NH13B-02:
Flash Floods and Storm-Triggered Debris Avalanches in the Appalachians and Possible Trends in a Future Warming Climate

Monday, 15 December 2014: 1:53 PM
Diandong Ren1, Yang Hong2, Mervyn J Lynch1, Xinyi Shen3, Lance M Leslie2, Rezaul Mahmood4, Qingyun Duan5, Eric Rappin4, Yun Li1 and Jingjia Luo6, (1)Curtin University, Perth, WA, Australia, (2)University of Oklahoma, Norman, OK, United States, (3)Peking University, Beijing, China, (4)Western Kentucky University, geology, Bowling Green, KY, United States, (5)Beijing Normal University, Beijing, China, (6)Bureau of Meteorology, Melbourne, Australia
Abstract:
This study analyzes storm-triggered landslides in the US Appalachians, in the current geological setting. Concave valleys that favor the convergence of surface runoff are the primary locales for landslides. If the slopes are weathered to the same degree and have the same vegetation coverage, slope orientation (azimuthal) is not critical for slope stability.
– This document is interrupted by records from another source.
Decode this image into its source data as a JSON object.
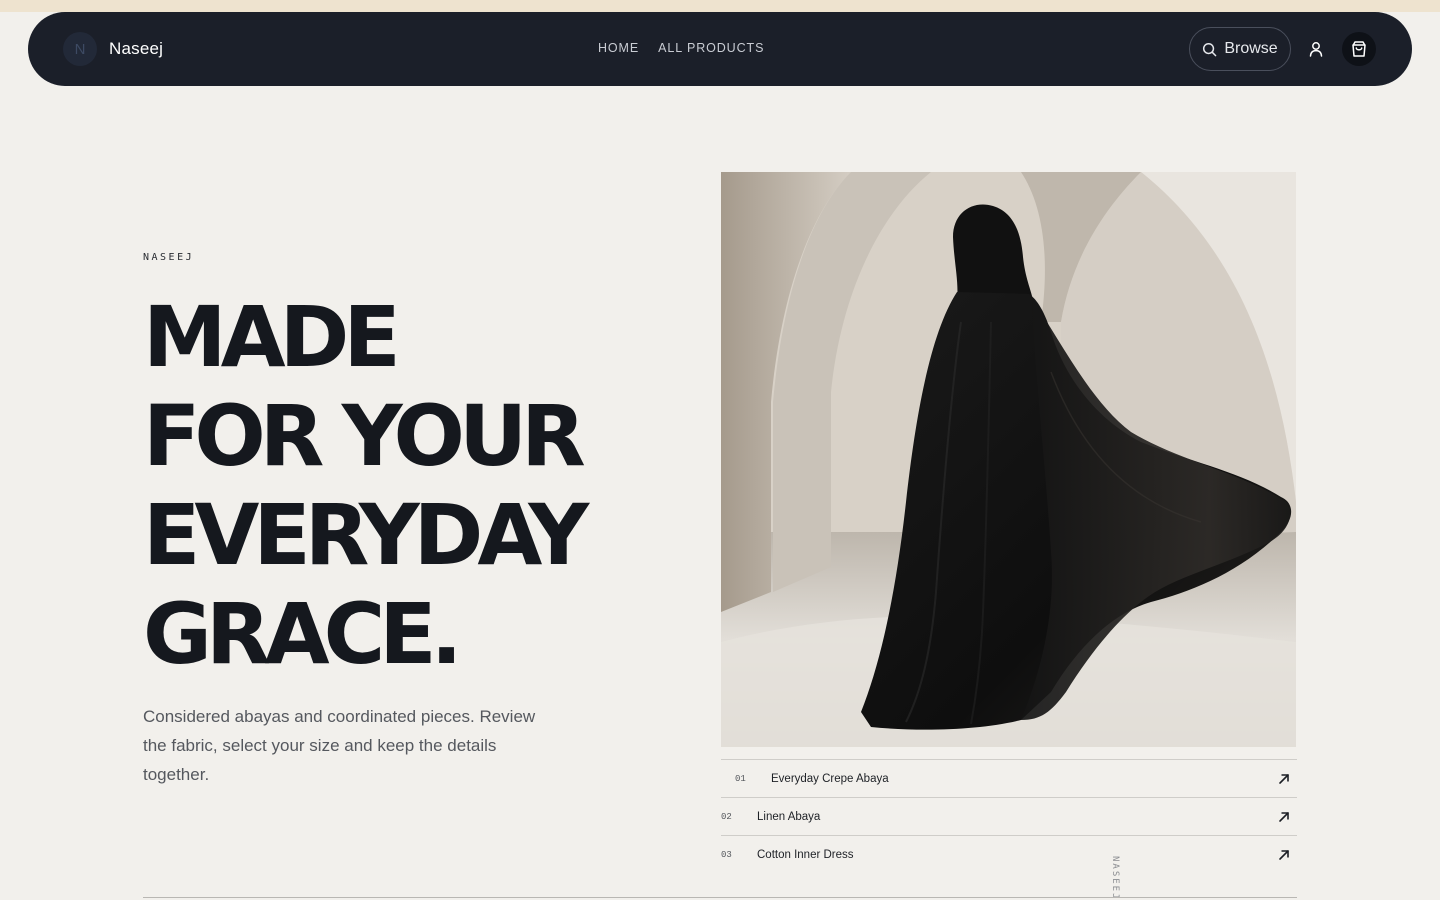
{
  "brand": {
    "mark": "N",
    "name": "Naseej"
  },
  "nav": {
    "links": [
      {
        "label": "HOME"
      },
      {
        "label": "ALL PRODUCTS"
      }
    ],
    "browse_label": "Browse",
    "icons": {
      "search": "search-icon",
      "user": "user-icon",
      "cart": "shopping-bag-icon"
    }
  },
  "hero": {
    "eyebrow": "NASEEJ",
    "title_lines": [
      "MADE",
      "FOR YOUR",
      "EVERYDAY",
      "GRACE."
    ],
    "description": "Considered abayas and coordinated pieces. Review the fabric, select your size and keep the details together."
  },
  "products": [
    {
      "num": "01",
      "name": "Everyday Crepe Abaya"
    },
    {
      "num": "02",
      "name": "Linen Abaya"
    },
    {
      "num": "03",
      "name": "Cotton Inner Dress"
    }
  ],
  "vertical_label": "NASEEJ",
  "colors": {
    "page_bg": "#f2f0ec",
    "nav_bg": "#1b1f29",
    "top_strip": "#eee3cf",
    "ink": "#15181e"
  }
}
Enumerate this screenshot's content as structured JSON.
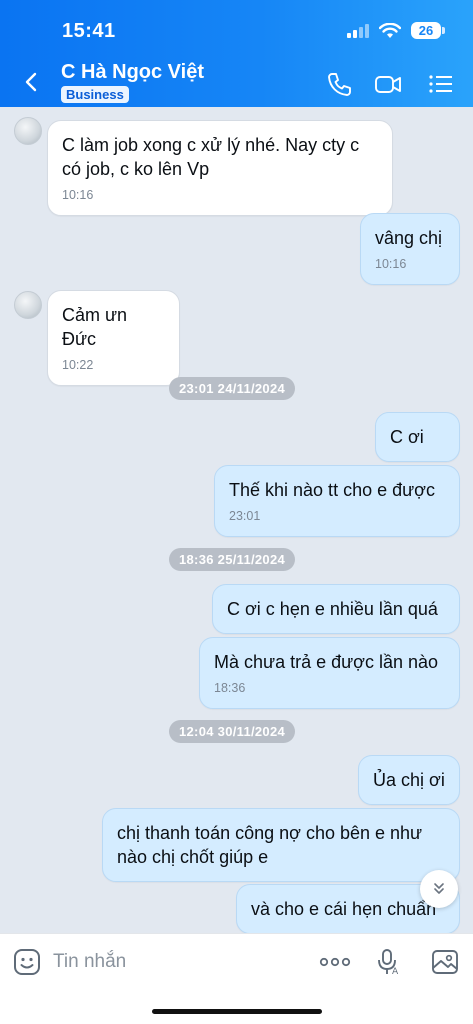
{
  "status_bar": {
    "time": "15:41",
    "battery": "26",
    "icons": [
      "signal-icon",
      "wifi-icon",
      "battery-icon"
    ]
  },
  "header": {
    "title": "C Hà Ngọc Việt",
    "badge": "Business",
    "icons": [
      "back-icon",
      "phone-icon",
      "video-icon",
      "menu-icon"
    ]
  },
  "messages": [
    {
      "sender": "them",
      "text": "C làm job xong c xử lý nhé. Nay cty c có job, c ko lên Vp",
      "time": "10:16"
    },
    {
      "sender": "me",
      "text": "vâng chị",
      "time": "10:16"
    },
    {
      "sender": "them",
      "text": "Cảm ưn Đức",
      "time": "10:22"
    },
    {
      "date": "23:01 24/11/2024"
    },
    {
      "sender": "me",
      "text": "C ơi",
      "time": ""
    },
    {
      "sender": "me",
      "text": "Thế khi nào tt cho e được",
      "time": "23:01"
    },
    {
      "date": "18:36 25/11/2024"
    },
    {
      "sender": "me",
      "text": "C ơi c hẹn e nhiều lần quá",
      "time": ""
    },
    {
      "sender": "me",
      "text": "Mà chưa trả e được lần nào",
      "time": "18:36"
    },
    {
      "date": "12:04 30/11/2024"
    },
    {
      "sender": "me",
      "text": "Ủa chị ơi",
      "time": ""
    },
    {
      "sender": "me",
      "text": "chị thanh toán công nợ cho bên e như nào chị chốt giúp e",
      "time": ""
    },
    {
      "sender": "me",
      "text": "và cho e cái hẹn chuẩn",
      "time": ""
    }
  ],
  "input_bar": {
    "placeholder": "Tin nhắn",
    "icons": [
      "sticker-icon",
      "more-icon",
      "voice-icon",
      "image-icon"
    ]
  },
  "colors": {
    "header": "#1686f6",
    "my_bubble": "#d4ecff",
    "their_bubble": "#ffffff",
    "chat_bg": "#e2e8f0",
    "date_pill": "#b8bec7"
  }
}
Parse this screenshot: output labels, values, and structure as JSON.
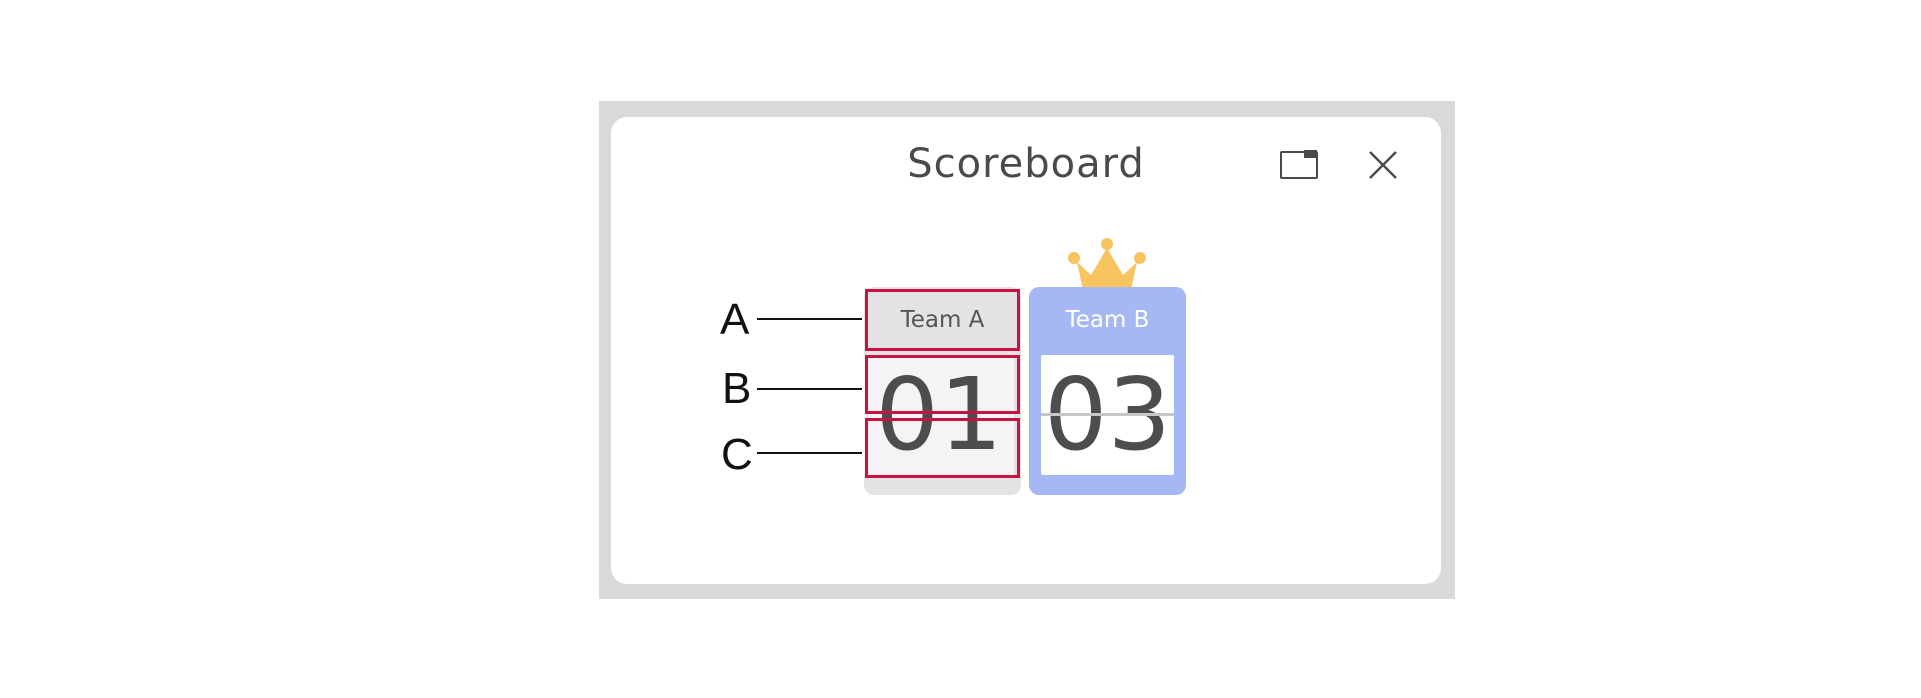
{
  "dialog": {
    "title": "Scoreboard"
  },
  "teams": [
    {
      "name": "Team A",
      "score": "01"
    },
    {
      "name": "Team B",
      "score": "03",
      "leader": true
    }
  ],
  "callouts": {
    "a": "A",
    "b": "B",
    "c": "C"
  },
  "colors": {
    "team_b_accent": "#a6b8f3",
    "crown": "#f8c45f",
    "highlight": "#c8133f"
  },
  "icons": {
    "pip": "picture-in-picture-icon",
    "close": "close-icon",
    "crown": "crown-icon"
  }
}
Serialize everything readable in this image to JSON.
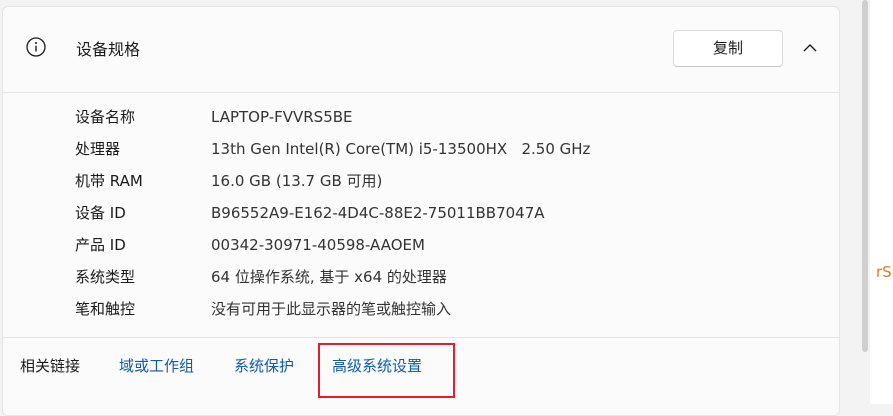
{
  "header": {
    "title": "设备规格",
    "copy_label": "复制"
  },
  "specs": [
    {
      "label": "设备名称",
      "value": "LAPTOP-FVVRS5BE"
    },
    {
      "label": "处理器",
      "value": "13th Gen Intel(R) Core(TM) i5-13500HX   2.50 GHz"
    },
    {
      "label": "机带 RAM",
      "value": "16.0 GB (13.7 GB 可用)"
    },
    {
      "label": "设备 ID",
      "value": "B96552A9-E162-4D4C-88E2-75011BB7047A"
    },
    {
      "label": "产品 ID",
      "value": "00342-30971-40598-AAOEM"
    },
    {
      "label": "系统类型",
      "value": "64 位操作系统, 基于 x64 的处理器"
    },
    {
      "label": "笔和触控",
      "value": "没有可用于此显示器的笔或触控输入"
    }
  ],
  "related": {
    "label": "相关链接",
    "links": [
      "域或工作组",
      "系统保护",
      "高级系统设置"
    ]
  },
  "side_text": "rS",
  "icons": {
    "info": "info-icon",
    "collapse": "chevron-up-icon"
  },
  "colors": {
    "link": "#0f5aa8",
    "highlight": "#e0202b",
    "side_text": "#d97a2a"
  }
}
However, it is found that for the region south of the Black Mountains (North Carolina), north-facing slopes are more prone to slide, because the northern slopes usually are grass slopes for the regions not limited by annual precipitation (water availability). For the slopes of the Blue Ridge Mountains, south facing slopes are more prone to slide. Deforestation and topsoil erosion are critical contributors to the massive sizes of the debris flows. Gravity measurements over the past decade reveal that geological conditions, the chute system and underground cracks over the region are stable, and sliding material is plentiful. Future changes in storm-triggered landslide frequency are primarily controlled by changes in extreme precipitation. Thus, a series of ensemble climate model experiments is carried out of possible changes in future extreme precipitation events, using the WRF model forced by temperature perturbations. The focus is the impact on storm-triggered landslides, and over 50 locations are identified as prone to future landslides. In a future warmer climate, more severe extreme precipitation events are projected because of increased vapor content and more frequent passage of tropical cyclone remnants. There also is a likely shift of tropical cyclone tracks and associated extreme precipitation, and the Appalachians scarps cluster center is expected to move westward. The remote sensing way of detecting unstable regions are applicable to other regions of interest. We further examine the following regions (except the Fuji Mount) recently (since 1900) experienced volcanic eruption: Pelee, Agung, Elchichon, Pinatubo, St. Helens, and Fuji mountains. The state of the surface chute system and underground chanelling system are estimated and for the region of accelerating underground water gains, possible future unstable regions are projected.